Ta inwestycja ma wzmocnić potencjał Wojska Polskiego. Chcą produkować materiały wybuchowe
Pod listem podpisali się Grupa Azoty, Agencja Rozwoju Przemysłu, Polska Grupa Zbrojeniowa, Mesko oraz Ministerstwo Obrony Narodowej.
- Spółki zamierzają współpracować w zakresie rozbudowy na terenie Polski kompetencji produkcyjnych materiałów wybuchowych wraz z bazą surowcową. Zdolności polskiego przemysłu w sferze produkcji nitrocelulozy oraz prochów wielobazowych zostały utracone – przekazano w komunikacie.
W podpisanym porozumieniu mowa jest m.in. o wyłonieniu wspólnego harmonogramu prac i dzielenia się informacjami na temat postępów prac oraz o wprowadzeniu cyklicznych spotkań z potencjalnymi odbiorcami materiałów wybuchowych.
Fabryka nitrocelulozy, której dotyczy list, jest niezbędna do produkcji prochu i amunicji. Ze względu na jej brak proch produkowany na jej bazie sprowadzany jest do Polski m.in. z Czech oraz Słowacji.
Odbudowa polskich zdolności
Podczas poniedziałkowej konferencji prasowej, która odbyła się w Tarnowie szef MON Władysław Kosiniak-Kamysz mówił, że „list intencyjny to pierwszy krok na rzecz odbudowy polskich zdolności do produkcji amunicji”.
- Nikt, kto dziś obserwuje wojnę w Ukrainie i inne konflikty na świecie, nie może mieć wątpliwości, jak ważny jest dostęp do dużej liczby pocisków do nowoczesnej broni, którą Wojsko Polskie już dziś się posługuje. Sygnatariusze listu to specjaliści w swoich dziedzinach, połączenie ich wiedzy i możliwości produkcyjnych z pewnością przyniesie imponujący efekt – podkreślił.
- Obecna sytuacja geopolityczna w naszym regionie sprawiła, że znacząco wzrosło zapotrzebowanie w tym segmencie rynku, zwłaszcza gdy chodzi o amunicję artyleryjską i amunicję dedykowaną do haubic. Dlatego też, realizując strategię zwiększania zdolności i wymiaru produkcji w naszych zakładach, szukamy wiarygodnych partnerów do współpracy. Jestem przekonana, że takim partnerem będzie Grupa Azoty i dlatego podpisaliśmy ten list intencyjny, który stanowić będzie podstawę naszego współdziałania – przyznaje prezes Mesko SA Renata Gruszczyńska.
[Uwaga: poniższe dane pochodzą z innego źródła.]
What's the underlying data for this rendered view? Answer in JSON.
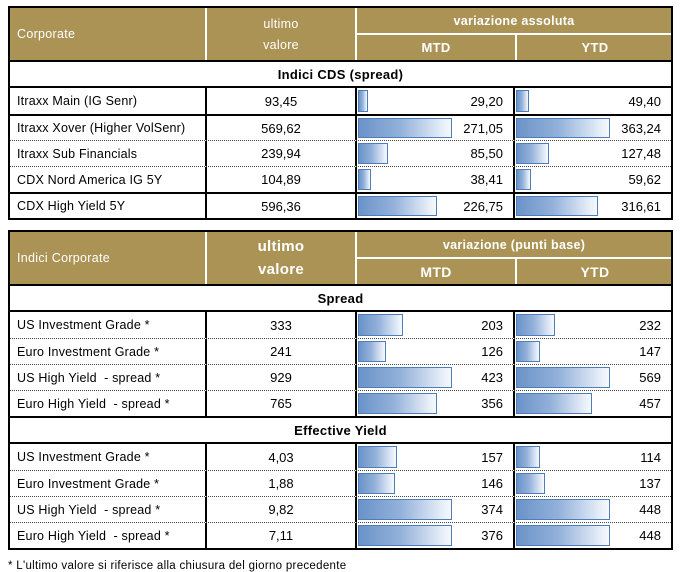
{
  "colors": {
    "header_bg": "#AB9355",
    "header_text": "#FFFFFF",
    "bar_fill_start": "#6B93C8",
    "bar_fill_end": "#F6F9FD",
    "bar_border": "#4E7DBD",
    "grid_line": "#000000"
  },
  "tables": [
    {
      "title": "Corporate",
      "value_header_lines": [
        "ultimo",
        "valore"
      ],
      "variation_header": "variazione assoluta",
      "sub_cols": [
        "MTD",
        "YTD"
      ],
      "sections": [
        {
          "label": "Indici CDS (spread)",
          "row_separators": [
            "solid",
            "dotted",
            "dotted",
            "solid"
          ],
          "rows": [
            {
              "label": "Itraxx Main (IG Senr)",
              "ultimo": "93,45",
              "mtd": "29,20",
              "ytd": "49,40"
            },
            {
              "label": "Itraxx Xover (Higher VolSenr)",
              "ultimo": "569,62",
              "mtd": "271,05",
              "ytd": "363,24"
            },
            {
              "label": "Itraxx Sub Financials",
              "ultimo": "239,94",
              "mtd": "85,50",
              "ytd": "127,48"
            },
            {
              "label": "CDX Nord America IG 5Y",
              "ultimo": "104,89",
              "mtd": "38,41",
              "ytd": "59,62"
            },
            {
              "label": "CDX High Yield 5Y",
              "ultimo": "596,36",
              "mtd": "226,75",
              "ytd": "316,61"
            }
          ]
        }
      ]
    },
    {
      "title": "Indici Corporate",
      "value_header_lines": [
        "ultimo",
        "valore"
      ],
      "variation_header": "variazione (punti base)",
      "sub_cols": [
        "MTD",
        "YTD"
      ],
      "sections": [
        {
          "label": "Spread",
          "row_separators": [
            "dotted",
            "dotted",
            "dotted"
          ],
          "rows": [
            {
              "label": "US Investment Grade *",
              "ultimo": "333",
              "mtd": "203",
              "ytd": "232"
            },
            {
              "label": "Euro Investment Grade *",
              "ultimo": "241",
              "mtd": "126",
              "ytd": "147"
            },
            {
              "label": "US High Yield  - spread *",
              "ultimo": "929",
              "mtd": "423",
              "ytd": "569"
            },
            {
              "label": "Euro High Yield  - spread *",
              "ultimo": "765",
              "mtd": "356",
              "ytd": "457"
            }
          ]
        },
        {
          "label": "Effective Yield",
          "row_separators": [
            "dotted",
            "dotted",
            "dotted"
          ],
          "rows": [
            {
              "label": "US Investment Grade *",
              "ultimo": "4,03",
              "mtd": "157",
              "ytd": "114"
            },
            {
              "label": "Euro Investment Grade *",
              "ultimo": "1,88",
              "mtd": "146",
              "ytd": "137"
            },
            {
              "label": "US High Yield  - spread *",
              "ultimo": "9,82",
              "mtd": "374",
              "ytd": "448"
            },
            {
              "label": "Euro High Yield  - spread *",
              "ultimo": "7,11",
              "mtd": "376",
              "ytd": "448"
            }
          ]
        }
      ]
    }
  ],
  "footnote": "* L'ultimo valore si riferisce alla chiusura del giorno precedente",
  "chart_data": [
    {
      "type": "table",
      "title": "Corporate — Indici CDS (spread)",
      "columns": [
        "Corporate",
        "ultimo valore",
        "variazione assoluta MTD",
        "variazione assoluta YTD"
      ],
      "rows": [
        [
          "Itraxx Main (IG Senr)",
          93.45,
          29.2,
          49.4
        ],
        [
          "Itraxx Xover (Higher VolSenr)",
          569.62,
          271.05,
          363.24
        ],
        [
          "Itraxx Sub Financials",
          239.94,
          85.5,
          127.48
        ],
        [
          "CDX Nord America IG 5Y",
          104.89,
          38.41,
          59.62
        ],
        [
          "CDX High Yield 5Y",
          596.36,
          226.75,
          316.61
        ]
      ],
      "notes": "MTD and YTD cells contain left-aligned blue gradient data bars, zero-based, scaled so the section maximum spans about 60% of the cell width"
    },
    {
      "type": "table",
      "title": "Indici Corporate — Spread",
      "columns": [
        "Indici Corporate",
        "ultimo valore",
        "variazione (punti base) MTD",
        "variazione (punti base) YTD"
      ],
      "rows": [
        [
          "US Investment Grade *",
          333,
          203,
          232
        ],
        [
          "Euro Investment Grade *",
          241,
          126,
          147
        ],
        [
          "US High Yield - spread *",
          929,
          423,
          569
        ],
        [
          "Euro High Yield - spread *",
          765,
          356,
          457
        ]
      ],
      "notes": "data bars as above"
    },
    {
      "type": "table",
      "title": "Indici Corporate — Effective Yield",
      "columns": [
        "Indici Corporate",
        "ultimo valore",
        "variazione (punti base) MTD",
        "variazione (punti base) YTD"
      ],
      "rows": [
        [
          "US Investment Grade *",
          4.03,
          157,
          114
        ],
        [
          "Euro Investment Grade *",
          1.88,
          146,
          137
        ],
        [
          "US High Yield - spread *",
          9.82,
          374,
          448
        ],
        [
          "Euro High Yield - spread *",
          7.11,
          376,
          448
        ]
      ],
      "notes": "data bars as above"
    }
  ]
}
Historia nie napawa optymizmem
„Rzeczpospolita” ma jednak wątpliwości co do wywiązania się przez spółkę Mesko z zaplanowanych dostaw dla Wojska Polskiego.
- Jeśli chodzi o Pioruny, to najpewniej w tym roku spółce nie uda się wyprodukować zapowiadanego tysiąca rakiet – pisze gazeta.
Kolejny z sygnatariuszy podpisanego w poniedziałek listu ma na swoim koncie inwestycję w produkcję amunicji. Agencja Rozwoju Przemysłu była udziałowcem w spółce Polska Amunicja, jednak tylko do września br. Wówczas ARP pozbyła się swoich udziałów, przekonując, że interesy skarbu państwa nie były wystarczająco zabezpieczone. Innego zdania byli jednak prywatni udziałowcy spółki.
Amunicja na posiedzeniu rządu
Kwestia obronna zostanie omówiona we wtorek na posiedzeniu Rady Ministrów. Rząd zajmie się projektem ustawy o zapewnieniu finansowania działań zmierzających do zwiększenia zdolności produkcji amunicji. Zdaniem autorów projektu uzupełnienie rezerw amunicji jest dziś potrzebne w celu zapewnienia bezpieczeństwa i rozbudowy potencjału Wojska Polskiego. Ustawa miałaby stworzyć podstawy prawne do przekazania pieniędzy na rzecz Funduszu Inwestycji Kapitałowych, co pozwoli na wsparcie finansowe spółek zajmujących się produkcją amunicji.